The report notes that drug use is increasing in many developing countries. As middle classes, youth popularization and urbanization appear in developing countries, they bring disposable income and more free time. In parallel to this, the UNODC anticipates that such countries will be unable to deal with this new phenomenon, due to a lack of facilities and generally being underequipped. It should be noted that this pattern does not occur universally. In the Nordic countries, and similarly Japan, citizens have a high amount of disposable income, but drug use is relatively low in both areas. Also, disposable income in Afghanistan is exceptionally low, and yet drug use is very high. It is not solely socioeconomic factors that affect drug use.
The report also claims that these developing countries are likely to see higher levels of female drug use, due to sociocultural changes and increasing gender equality. It is unclear what specific ‘sociocultural changes’ are to be considered, but this is not what should be emphasised. In developed countries it is still men who are the main lifetime, regular and problem drug users. What should be done is work on removing the stigma of being a female drug user, so as to make treatment a more attractive and viable option for females. The need for this is particularly evident in Afghanistan, where only 4% of women and their partners have access to treatment.
In fact, females are underrepresented in treatment programmes in general.

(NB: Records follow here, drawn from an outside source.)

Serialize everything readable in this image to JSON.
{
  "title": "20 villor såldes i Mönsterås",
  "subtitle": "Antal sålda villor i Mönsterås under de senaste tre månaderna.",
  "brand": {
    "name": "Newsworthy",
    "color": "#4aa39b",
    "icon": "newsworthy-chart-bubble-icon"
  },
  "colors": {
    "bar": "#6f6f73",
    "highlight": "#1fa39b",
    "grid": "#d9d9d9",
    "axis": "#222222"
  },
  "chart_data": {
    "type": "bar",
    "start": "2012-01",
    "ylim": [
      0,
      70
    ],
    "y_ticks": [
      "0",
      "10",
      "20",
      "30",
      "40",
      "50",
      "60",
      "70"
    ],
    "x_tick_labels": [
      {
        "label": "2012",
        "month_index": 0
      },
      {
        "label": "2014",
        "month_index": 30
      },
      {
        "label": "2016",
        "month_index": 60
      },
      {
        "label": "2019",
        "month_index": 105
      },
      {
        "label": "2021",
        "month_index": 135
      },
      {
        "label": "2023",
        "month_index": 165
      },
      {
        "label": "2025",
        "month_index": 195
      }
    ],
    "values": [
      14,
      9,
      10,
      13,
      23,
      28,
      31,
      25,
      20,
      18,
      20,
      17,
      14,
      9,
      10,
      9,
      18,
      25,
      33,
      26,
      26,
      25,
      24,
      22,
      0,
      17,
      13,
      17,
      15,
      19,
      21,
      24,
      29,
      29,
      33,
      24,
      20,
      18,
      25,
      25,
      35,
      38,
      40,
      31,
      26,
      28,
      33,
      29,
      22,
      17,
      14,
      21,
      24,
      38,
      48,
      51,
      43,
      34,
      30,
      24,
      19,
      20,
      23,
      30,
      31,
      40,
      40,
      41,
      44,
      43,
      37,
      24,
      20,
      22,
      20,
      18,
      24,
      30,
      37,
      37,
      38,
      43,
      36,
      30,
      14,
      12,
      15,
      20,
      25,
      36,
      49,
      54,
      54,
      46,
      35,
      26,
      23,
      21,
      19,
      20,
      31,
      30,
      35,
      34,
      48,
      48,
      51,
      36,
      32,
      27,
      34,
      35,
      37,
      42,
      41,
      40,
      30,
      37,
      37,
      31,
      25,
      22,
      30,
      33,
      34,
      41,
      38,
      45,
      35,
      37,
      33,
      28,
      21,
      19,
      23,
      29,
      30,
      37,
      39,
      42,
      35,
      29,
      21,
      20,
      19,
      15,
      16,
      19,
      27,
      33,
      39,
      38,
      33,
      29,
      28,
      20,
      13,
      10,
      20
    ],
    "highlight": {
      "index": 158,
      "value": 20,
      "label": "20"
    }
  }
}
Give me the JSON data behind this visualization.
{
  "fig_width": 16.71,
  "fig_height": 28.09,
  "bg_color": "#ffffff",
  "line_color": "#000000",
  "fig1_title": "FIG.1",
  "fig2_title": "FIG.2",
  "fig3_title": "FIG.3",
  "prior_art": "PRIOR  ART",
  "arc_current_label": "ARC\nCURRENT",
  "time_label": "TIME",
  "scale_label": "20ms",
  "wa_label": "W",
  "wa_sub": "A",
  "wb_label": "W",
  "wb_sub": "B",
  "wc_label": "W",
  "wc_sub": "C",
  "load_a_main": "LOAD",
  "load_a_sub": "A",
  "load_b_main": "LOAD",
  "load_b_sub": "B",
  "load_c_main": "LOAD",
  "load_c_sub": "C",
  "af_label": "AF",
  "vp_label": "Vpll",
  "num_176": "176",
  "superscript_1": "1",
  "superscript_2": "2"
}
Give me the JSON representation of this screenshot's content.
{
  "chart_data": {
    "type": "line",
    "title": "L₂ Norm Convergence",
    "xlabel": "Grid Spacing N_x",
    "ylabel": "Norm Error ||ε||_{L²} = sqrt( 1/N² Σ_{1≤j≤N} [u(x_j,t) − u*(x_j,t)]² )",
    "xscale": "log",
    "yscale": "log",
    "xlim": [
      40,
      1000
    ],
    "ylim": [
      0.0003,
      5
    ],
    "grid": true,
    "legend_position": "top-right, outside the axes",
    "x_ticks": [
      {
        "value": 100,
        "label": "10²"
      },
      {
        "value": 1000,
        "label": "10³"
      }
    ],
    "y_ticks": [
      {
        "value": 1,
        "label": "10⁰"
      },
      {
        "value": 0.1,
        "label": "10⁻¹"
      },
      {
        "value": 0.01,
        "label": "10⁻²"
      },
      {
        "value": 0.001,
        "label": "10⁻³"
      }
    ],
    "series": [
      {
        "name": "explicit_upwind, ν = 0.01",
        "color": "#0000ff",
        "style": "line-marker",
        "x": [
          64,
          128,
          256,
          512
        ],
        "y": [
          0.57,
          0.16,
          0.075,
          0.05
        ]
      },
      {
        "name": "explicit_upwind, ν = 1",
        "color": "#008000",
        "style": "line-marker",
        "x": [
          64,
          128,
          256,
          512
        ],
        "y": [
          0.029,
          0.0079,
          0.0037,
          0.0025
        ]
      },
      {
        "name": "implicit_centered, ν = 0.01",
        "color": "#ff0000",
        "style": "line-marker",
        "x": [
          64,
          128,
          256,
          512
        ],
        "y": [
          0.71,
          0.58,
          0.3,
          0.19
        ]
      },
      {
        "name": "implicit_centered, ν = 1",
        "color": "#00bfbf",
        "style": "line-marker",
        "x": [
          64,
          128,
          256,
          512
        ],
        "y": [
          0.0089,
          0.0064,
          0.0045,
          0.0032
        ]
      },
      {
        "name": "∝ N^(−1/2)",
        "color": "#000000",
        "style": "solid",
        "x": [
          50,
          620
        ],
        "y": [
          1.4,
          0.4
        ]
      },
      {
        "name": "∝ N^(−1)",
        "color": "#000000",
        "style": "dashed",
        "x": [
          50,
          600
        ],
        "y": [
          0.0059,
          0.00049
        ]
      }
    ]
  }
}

To be represented equally in treatment, the ratio of males to females in treatment should be similar to the ratio of males to females who suffer from problem drug use. Unfortunately in most countries in Europe, this is not the case, as the ratio of males to females in treatment for cannabis, cocaine or amphetamine was 4:1, which is higher than the ratio of male to female problem drug users.
This latest report continues the tradition of showing how the United Nations is failing its mission; that is, to protect people from the harms of drugs.